About the same percentage of incoming freshmen received their top choices in this year’s Summer Housing Lottery compared with last year. The Housing Lottery placed the students of the Class of 2012 in their top four dormitory choices like last year; the two years prior, the freshman class was placed in their top three choices.
According to Robin Smedick, assistant director of undergraduate housing, 64 percent of the Class of 2012 received their first choice dormitory, 24 percent received their second choice, 11 percent received their third choice, and 1 percent received their fourth choice.
Last year, 61 percent of the Class of 2011 received their first choice residence, 27 percent received their second, 8 percent received their third, and 4 percent received their fourth. (See tables on page 9 for additional statistics.)
The Housing Office partners with Information Services & Technology on an algorithm that achieves the highest rate of satisfaction for freshmen.
Slight changes in lottery results each year are a result of differences in student preferences and the number of spaces in each hall, Smedick said. This year, the addition of spaces in NW35 for freshmen may have also contributed to small changes. NW35 is the new graduate dormitory, Ashdown House, that will house a small community of undergraduates. This community will move into W1 when the building is converted into an undergraduate dorm in 2010.
Additionally, more people were interested in Next House this year over the previous year, Smedick said. “Last year, there were far fewer students ranking Next as a 1st, 2nd, or 3rd choice than this year,” she said in an e-mail.
Beginning this fall, freshmen placed in Next House during the summer lottery will be able to enter the Housing Adjustment Lottery. The Adjustment Lottery allows freshmen to either choose to stay in the building they were assigned to during the summer or rank up to four other dorms to which they would like to move.
Freshmen placed in Next House were previously not able to switch into a different dormitory during their first year because of Residence-Based Advising. Students in Next House have long pushed for the change because they wanted more flexibility.
In order to accommodate the change, the Adjustment Lottery will be closing a few hours earlier than usual today, at 4 p.m. instead of 6:30 p.m., because students moving in and out of Next House will need to be assigned new advisers.
The timetable of REX was also moved up to accommodate the change.
This year, Baker House was the most requested dormitory, with 300 students selecting it as their first choice dormitory.
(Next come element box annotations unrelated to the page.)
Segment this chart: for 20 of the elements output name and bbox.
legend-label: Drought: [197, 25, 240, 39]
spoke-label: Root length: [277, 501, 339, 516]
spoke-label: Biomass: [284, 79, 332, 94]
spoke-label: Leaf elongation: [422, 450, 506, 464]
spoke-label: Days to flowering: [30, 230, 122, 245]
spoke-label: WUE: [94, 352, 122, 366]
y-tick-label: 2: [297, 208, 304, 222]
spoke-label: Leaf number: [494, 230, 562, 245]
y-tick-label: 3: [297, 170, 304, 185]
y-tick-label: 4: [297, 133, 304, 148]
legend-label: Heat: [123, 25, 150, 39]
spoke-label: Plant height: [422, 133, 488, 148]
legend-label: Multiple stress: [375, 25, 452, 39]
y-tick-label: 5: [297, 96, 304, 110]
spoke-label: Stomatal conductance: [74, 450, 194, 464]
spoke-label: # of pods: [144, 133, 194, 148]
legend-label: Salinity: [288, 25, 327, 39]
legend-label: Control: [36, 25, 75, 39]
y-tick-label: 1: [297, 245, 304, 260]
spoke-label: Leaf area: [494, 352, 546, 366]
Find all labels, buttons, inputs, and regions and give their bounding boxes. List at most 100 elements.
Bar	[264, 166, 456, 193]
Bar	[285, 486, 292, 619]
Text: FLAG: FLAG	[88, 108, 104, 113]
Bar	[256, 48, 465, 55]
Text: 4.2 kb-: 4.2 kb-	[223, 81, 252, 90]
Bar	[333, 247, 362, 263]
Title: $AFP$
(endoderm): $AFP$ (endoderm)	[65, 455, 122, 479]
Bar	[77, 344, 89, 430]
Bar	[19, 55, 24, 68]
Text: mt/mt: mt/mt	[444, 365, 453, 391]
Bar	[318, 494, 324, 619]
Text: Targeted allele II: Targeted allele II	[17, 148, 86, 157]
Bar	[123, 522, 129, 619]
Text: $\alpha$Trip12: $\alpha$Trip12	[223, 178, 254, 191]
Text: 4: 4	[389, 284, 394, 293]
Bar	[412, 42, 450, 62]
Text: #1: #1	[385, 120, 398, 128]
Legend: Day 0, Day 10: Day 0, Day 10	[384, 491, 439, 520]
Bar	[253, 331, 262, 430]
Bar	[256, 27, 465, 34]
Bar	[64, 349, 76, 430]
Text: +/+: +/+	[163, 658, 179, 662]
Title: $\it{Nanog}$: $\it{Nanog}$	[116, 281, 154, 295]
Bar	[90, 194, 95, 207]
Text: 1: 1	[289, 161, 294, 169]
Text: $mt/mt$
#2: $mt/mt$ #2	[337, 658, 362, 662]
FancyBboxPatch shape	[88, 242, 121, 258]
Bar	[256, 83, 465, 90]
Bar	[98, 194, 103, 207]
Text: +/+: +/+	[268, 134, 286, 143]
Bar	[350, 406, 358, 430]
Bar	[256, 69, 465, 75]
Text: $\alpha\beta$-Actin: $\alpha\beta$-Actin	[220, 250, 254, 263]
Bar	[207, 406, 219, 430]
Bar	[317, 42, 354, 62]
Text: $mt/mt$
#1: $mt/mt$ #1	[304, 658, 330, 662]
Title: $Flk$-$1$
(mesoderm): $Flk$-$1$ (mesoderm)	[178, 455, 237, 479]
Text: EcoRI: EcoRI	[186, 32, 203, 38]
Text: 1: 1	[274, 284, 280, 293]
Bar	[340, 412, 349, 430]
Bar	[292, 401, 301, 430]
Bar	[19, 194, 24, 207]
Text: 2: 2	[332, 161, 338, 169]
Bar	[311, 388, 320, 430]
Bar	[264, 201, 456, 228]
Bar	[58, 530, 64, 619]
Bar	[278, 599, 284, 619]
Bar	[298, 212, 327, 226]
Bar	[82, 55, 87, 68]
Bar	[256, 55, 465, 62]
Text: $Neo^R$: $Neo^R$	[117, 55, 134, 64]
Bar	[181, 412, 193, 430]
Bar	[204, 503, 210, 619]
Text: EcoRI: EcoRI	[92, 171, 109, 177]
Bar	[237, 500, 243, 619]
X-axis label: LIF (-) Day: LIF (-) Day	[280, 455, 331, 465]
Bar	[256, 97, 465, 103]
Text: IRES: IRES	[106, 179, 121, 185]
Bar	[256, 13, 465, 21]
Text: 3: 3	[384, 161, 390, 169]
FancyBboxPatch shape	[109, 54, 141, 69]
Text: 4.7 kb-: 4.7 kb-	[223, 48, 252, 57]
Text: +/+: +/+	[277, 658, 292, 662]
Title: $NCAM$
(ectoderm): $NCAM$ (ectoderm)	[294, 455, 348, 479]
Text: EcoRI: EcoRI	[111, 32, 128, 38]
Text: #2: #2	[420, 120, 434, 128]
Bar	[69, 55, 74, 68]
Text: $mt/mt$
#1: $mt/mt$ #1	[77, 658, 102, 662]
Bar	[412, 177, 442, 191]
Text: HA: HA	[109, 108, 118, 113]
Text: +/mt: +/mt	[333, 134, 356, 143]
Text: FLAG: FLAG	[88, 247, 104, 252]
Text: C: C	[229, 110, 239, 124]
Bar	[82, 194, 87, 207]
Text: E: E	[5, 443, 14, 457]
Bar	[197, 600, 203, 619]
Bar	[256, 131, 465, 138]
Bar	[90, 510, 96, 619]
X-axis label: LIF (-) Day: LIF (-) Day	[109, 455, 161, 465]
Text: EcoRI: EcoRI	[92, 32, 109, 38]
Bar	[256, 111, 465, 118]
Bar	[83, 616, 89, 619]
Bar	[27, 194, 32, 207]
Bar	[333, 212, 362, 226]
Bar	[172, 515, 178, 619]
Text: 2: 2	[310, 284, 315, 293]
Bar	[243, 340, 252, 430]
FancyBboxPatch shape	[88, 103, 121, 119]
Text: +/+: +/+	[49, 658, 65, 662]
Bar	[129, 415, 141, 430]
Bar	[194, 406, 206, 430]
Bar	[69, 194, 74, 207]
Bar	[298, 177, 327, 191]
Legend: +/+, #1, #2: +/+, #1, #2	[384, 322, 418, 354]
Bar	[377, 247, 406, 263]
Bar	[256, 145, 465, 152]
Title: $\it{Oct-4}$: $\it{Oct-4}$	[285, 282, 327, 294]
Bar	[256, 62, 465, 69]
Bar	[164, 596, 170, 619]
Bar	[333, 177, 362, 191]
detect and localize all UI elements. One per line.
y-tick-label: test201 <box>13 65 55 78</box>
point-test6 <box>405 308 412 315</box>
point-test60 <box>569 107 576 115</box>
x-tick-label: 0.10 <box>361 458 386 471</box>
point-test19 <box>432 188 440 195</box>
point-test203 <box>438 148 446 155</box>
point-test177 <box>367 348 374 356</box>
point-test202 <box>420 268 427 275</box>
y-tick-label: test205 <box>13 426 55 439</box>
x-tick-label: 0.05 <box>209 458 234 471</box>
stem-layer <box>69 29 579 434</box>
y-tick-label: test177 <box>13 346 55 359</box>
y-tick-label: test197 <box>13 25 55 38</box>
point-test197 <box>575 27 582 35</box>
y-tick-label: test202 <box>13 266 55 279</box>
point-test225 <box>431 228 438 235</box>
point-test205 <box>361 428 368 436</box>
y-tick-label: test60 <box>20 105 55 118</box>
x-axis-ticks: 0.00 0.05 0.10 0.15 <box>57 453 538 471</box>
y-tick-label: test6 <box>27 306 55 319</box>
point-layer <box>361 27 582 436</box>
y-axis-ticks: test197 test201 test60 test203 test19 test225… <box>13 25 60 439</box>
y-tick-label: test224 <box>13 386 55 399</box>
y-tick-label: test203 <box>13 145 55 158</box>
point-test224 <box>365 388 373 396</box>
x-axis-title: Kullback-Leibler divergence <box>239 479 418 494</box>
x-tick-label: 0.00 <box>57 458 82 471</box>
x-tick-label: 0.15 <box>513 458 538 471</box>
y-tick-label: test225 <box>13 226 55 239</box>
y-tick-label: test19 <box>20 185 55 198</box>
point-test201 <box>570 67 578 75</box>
Following Baker are Simmons with 195 students indicating it as their first-choice, Burton-Conner with 144 students, MacGregor House with 97 students, and East Campus with 83 students.
There were 1,054 incoming freshmen at the time of the summer lottery, Smedick said. By late last week, the number of incoming freshmen had decreased to 1,049, one of whom is living off campus. “A freshmen ‘melt’ is usually the result of a student deciding to pursue education at another university, delaying admission to MIT, or not attending for other various reasons,” Smedick said in an e-mail.
The Adjustment Lottery opened last Thursday, Aug. 21 at noon and will close today at 4 p.m. The lottery is open to all freshmen interested in changing their fall dormitory placement except those who have been placed in McCormick Hall. Unlike Next House, students in McCormick’s Residence-Based Advising program cannot transfer to other dorms. Last December, when Next House announced the change to their RBA program, McCormick’s housemaster Charles H. Stewart III told The Tech that RBA had worked well for the dormitory over the last seven years.